As Aston Martin opens its brand new St Athan facility ready for production of its DBX, Nick Gibbs meets director of manufacturing at the plant, Scott Ward
It is Scott Ward’s job to make sure production of the DBX starts on time in late spring of next year. He has been in charge since 2017, when he was promoted from director of production in charge of body construction and paintshops at Gaydon.
Ward has been at Aston Martin since 2011, joining initially to work on the ill-fated Cygnet baby Aston. Before that he spent eight years at Bentley at Crewe after starting out in the business at (where else?) MG Rover.
How many employees have you got right now and where do you expect to get to?
We’re just short of 100 right now, eventually in manufacturing we’ll get 500. Then there’s another couple of hundred support functions, then engineers. Within next two years we’ll be pushing towards the 1,000 mark. We’re starting a major recruitment drive later this year.
Will you recruit many from Ford’s plant Bridgend as it closes?
Obviously, potentially, there will be a lot of interest from there. There will be some natural skill sets that we will want here. They’re a step ahead of the dance in terms of opportunities. We’ve got a few of the Bridgend guys here already.
How familiar would a worker from Gaydon be with the set up here?
I’d say they’d be 70% familiar, they’ve just got to adapt to the new technology. A good example would be the robots in the paintshop and in the tub and bodyshop. It’s more automated than it is at Gaydon, but just because we’re 10-15 years on.
You’re starting with one shift?
The slowest part is the curing, everything else is around 20 minutes takt time, but it’s 40 minutes in body and tub, hence the two shift patterns. You’ve got to bake the car for an hour, so basically there’s a takt time issue.
How long will it take to build a DBX end-to-end?
85 hours, if it all comes through without stopping. The slowest part is the curing, everything else is around 20 minutes takt time.
Of the 500 manufacturing staff, how will they be spread out?
About 100 for paint, 100 for body and tub, and 200 or so for final assembly. Off-track is about 50. Then we’ve got quality technicians and other facilities, maintenance and support functions that work around that.
Would you like the leather trimming to be done in-house, as it is at Gaydon?
That’s being done off-site for now by four individual suppliers until we get up to speed. Two are in Germany. There are arguments for and against trimming. There’s not a whole skill level of trimming nearby so we’d have to train up people, whereas suppliers can get that quality straight away. It’s a decision you’ve got to make.
How about other skills locally? There’s never been any major scale car manufacturing in South Wales
We’ve great success in getting engineering skills, so we’ve found all the mechanics we need, all the electricians we need, and there are plenty of paint skills in the area. All barring 15 are Welsh recruits. We’ve taken people on from the Royal Mint, from British Steel, from Ford at Bridgend. We’ve taken people on from various car dealer networks who’ve got basic analysis skills on mechanics.

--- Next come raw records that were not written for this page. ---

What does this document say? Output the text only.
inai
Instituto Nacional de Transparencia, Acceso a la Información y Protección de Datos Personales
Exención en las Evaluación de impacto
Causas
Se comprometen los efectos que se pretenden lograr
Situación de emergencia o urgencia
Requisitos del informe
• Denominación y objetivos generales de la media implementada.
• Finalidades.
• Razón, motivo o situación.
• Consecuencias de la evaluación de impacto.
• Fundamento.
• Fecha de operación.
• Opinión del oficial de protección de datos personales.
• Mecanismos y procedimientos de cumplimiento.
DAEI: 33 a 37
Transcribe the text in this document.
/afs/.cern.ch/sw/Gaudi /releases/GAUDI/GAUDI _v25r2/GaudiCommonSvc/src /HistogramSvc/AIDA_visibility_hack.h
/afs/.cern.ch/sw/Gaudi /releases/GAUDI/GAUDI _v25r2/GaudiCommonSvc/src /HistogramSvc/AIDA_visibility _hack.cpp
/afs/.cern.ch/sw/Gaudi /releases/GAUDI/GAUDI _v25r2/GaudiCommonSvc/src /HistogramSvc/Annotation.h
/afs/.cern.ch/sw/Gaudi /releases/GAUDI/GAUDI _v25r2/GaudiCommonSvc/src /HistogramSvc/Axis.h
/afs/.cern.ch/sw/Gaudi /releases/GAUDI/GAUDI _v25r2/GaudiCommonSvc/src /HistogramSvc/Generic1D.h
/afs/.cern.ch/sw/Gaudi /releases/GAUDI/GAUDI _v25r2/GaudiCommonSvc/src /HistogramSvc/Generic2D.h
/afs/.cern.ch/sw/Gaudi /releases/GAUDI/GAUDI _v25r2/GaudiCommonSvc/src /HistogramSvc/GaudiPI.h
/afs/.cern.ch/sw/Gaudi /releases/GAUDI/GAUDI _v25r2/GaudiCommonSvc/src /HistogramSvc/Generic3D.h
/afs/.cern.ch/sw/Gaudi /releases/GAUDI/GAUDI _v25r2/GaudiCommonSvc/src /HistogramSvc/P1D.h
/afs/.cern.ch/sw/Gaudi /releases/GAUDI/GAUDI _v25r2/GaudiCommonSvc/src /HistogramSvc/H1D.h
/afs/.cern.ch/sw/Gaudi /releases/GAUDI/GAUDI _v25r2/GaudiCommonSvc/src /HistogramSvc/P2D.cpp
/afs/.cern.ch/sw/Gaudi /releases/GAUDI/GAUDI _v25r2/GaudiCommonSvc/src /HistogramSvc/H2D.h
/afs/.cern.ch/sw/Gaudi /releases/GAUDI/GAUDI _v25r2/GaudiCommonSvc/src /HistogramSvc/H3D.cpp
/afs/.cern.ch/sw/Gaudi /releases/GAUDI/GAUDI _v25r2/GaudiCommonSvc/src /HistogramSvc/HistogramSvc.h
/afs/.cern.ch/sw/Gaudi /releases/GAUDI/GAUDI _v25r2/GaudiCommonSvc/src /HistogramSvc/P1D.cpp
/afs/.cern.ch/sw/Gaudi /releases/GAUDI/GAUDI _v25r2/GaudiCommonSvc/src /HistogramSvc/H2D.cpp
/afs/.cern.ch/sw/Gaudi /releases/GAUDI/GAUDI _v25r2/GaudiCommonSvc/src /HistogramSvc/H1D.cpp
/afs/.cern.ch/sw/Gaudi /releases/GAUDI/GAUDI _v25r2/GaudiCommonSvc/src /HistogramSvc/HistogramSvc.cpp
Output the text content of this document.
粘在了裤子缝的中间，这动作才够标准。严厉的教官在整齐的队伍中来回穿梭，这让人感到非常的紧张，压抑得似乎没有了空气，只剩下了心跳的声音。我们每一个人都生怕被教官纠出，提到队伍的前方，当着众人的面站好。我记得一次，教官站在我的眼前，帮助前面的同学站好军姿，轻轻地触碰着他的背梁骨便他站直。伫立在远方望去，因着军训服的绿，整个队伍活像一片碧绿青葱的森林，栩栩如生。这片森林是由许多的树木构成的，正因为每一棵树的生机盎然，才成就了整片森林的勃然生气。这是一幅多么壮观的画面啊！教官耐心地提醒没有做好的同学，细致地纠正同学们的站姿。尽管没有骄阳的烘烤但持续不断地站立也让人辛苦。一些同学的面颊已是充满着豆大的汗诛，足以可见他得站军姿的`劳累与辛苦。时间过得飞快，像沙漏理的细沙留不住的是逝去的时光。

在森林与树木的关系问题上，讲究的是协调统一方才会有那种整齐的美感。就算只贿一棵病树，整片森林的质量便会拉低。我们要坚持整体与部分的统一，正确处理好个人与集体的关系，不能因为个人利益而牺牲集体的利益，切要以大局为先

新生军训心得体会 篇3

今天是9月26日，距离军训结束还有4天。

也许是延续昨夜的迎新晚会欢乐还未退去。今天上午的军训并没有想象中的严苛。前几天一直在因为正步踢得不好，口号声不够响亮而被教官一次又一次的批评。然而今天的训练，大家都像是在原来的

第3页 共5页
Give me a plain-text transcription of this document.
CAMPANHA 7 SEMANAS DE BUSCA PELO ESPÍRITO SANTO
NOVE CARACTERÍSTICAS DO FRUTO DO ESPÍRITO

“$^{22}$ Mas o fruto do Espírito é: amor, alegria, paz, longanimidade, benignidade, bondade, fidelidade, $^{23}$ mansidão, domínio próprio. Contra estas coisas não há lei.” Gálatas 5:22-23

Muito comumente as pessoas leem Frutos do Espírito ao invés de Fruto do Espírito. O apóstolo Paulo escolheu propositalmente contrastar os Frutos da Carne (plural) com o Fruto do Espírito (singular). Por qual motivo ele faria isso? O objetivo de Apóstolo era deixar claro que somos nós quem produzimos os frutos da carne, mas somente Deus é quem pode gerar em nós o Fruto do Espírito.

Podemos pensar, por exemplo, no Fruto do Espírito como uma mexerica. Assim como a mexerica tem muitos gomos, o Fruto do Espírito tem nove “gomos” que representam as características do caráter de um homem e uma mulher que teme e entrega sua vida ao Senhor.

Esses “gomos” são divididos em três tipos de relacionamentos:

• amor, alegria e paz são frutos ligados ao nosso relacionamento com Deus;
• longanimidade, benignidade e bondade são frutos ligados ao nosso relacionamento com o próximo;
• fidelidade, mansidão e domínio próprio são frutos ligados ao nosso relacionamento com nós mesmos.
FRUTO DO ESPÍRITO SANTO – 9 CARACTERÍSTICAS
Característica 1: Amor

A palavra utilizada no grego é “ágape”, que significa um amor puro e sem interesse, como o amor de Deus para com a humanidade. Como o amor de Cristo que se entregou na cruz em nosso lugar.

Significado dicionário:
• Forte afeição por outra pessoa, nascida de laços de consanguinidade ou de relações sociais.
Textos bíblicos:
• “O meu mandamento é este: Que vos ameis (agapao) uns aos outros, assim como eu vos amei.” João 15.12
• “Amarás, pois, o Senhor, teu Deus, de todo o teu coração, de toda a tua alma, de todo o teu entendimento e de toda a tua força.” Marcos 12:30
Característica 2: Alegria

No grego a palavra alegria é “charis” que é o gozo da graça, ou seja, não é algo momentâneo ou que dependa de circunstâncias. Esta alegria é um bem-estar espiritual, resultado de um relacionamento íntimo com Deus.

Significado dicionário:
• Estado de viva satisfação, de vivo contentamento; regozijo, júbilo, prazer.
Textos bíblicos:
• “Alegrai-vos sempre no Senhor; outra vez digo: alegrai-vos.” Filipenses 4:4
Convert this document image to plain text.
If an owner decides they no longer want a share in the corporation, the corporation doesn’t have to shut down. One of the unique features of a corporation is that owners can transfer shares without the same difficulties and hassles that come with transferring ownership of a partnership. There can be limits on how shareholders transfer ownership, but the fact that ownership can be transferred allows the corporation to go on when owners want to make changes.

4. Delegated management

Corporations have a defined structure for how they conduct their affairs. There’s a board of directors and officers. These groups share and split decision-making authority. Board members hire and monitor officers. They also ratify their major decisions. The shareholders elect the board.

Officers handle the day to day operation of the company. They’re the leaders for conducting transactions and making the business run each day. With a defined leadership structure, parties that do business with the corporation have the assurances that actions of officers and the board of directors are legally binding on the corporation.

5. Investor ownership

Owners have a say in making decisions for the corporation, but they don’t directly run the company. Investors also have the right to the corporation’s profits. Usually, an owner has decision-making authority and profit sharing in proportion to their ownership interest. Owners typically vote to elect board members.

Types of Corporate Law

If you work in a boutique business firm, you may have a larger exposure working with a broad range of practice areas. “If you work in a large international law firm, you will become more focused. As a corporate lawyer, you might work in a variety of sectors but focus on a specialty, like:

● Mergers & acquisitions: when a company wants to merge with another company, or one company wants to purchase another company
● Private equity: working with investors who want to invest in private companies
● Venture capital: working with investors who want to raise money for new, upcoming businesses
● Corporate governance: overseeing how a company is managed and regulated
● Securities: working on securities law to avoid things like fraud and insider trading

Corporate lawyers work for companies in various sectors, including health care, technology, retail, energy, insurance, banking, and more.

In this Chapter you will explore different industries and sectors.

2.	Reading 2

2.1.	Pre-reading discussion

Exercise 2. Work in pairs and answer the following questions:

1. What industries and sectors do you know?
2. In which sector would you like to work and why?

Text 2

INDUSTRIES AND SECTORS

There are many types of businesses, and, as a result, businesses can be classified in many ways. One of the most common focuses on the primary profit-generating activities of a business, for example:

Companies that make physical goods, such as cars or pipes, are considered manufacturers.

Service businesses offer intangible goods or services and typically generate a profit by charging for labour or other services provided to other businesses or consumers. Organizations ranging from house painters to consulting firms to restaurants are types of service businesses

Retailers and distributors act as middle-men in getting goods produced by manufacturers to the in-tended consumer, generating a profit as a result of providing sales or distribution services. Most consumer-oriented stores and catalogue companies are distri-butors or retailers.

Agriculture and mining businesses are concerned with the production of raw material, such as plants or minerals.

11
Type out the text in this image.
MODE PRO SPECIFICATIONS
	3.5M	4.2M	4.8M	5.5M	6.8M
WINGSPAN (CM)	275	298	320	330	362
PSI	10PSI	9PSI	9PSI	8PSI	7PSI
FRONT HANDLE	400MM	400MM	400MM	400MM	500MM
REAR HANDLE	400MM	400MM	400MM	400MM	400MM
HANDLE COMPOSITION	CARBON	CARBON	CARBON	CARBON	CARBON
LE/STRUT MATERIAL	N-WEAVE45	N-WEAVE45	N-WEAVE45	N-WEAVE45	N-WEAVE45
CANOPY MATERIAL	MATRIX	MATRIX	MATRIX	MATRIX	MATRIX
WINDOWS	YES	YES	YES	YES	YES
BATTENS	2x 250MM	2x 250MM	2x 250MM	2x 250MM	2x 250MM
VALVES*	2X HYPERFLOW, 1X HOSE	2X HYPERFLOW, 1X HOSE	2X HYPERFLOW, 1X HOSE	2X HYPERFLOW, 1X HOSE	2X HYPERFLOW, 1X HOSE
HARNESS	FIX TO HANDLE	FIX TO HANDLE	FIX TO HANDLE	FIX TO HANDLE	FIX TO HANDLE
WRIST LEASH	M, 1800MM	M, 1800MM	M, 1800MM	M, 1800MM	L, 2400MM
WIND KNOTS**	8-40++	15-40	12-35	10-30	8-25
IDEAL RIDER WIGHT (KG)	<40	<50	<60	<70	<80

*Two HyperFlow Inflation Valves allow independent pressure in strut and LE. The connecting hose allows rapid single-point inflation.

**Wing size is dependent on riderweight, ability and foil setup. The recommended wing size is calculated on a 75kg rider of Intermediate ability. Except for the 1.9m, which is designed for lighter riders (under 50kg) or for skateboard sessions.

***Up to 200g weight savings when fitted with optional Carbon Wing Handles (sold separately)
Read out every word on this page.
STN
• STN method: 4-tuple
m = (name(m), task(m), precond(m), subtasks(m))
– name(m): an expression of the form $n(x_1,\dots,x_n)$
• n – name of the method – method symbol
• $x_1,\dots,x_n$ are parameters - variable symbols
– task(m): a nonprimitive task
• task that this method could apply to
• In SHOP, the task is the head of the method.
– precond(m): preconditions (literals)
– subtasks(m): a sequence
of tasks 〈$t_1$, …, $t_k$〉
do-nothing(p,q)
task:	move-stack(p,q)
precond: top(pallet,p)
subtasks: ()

We’ve been really pleased. We’ve trained them in Gaydon for two years and taught them the Aston Martin way. Technicians get the same wages as at Gaydon.
What has been the response to job applications?
We’ve had no shortage of takers. The first time we announced we were recruiting three years ago, we had 3,000 turn up at the door, queuing around and around. We filtered those down to 300 applicants for the first jobs.
In terms of your ideal plant, how has St Athan shaped up?
The building lends itself to what do what we do in the three areas, then we just needed to make sure the shell of the building was up to what we wanted to fit inside it. We have a massive advantage on what we’ve previously had. It’s a far better layout than Gaydon because Gaydon has grown, whereas this is purpose-built for this car. I don’t think I could have asked for anything more for this facility. We’ve got a good fighting chance. There is room to grow too, there’s a big expanse either side.
St Athan is also Aston Martin’s production centre for electric cars, starting with the Rapide-E saloon. What has been your preparation for that?
It’s another part of our journey. We’re going to build Rapide-E in the side buildings we’re converting. We get the shell of the car and add the electric drivetrain and do the final proving for it. Rapide-E also comes in the first half of next year.
How much training have you had to do for the electrification?
Every member will get extensive EV training. First and foremost, you’ve got to make sure people are safe. We’ve just got to marry the battery pack in there, but it’s teaching ourselves about the way in which the car operates – charging, battery storage, connections, safety – 800v is not something to be trifled with. We’ve got a lot of work to do to prepare ourselves.
Getting St Athan up and running must have been an exciting project for you? I’ve launched car after car for various brands, but never been involved in one from start to finish. This is it. New building, new car. From a whole process chain, it’s almost the culmination of my career – what I’ve been working these last 35 years for.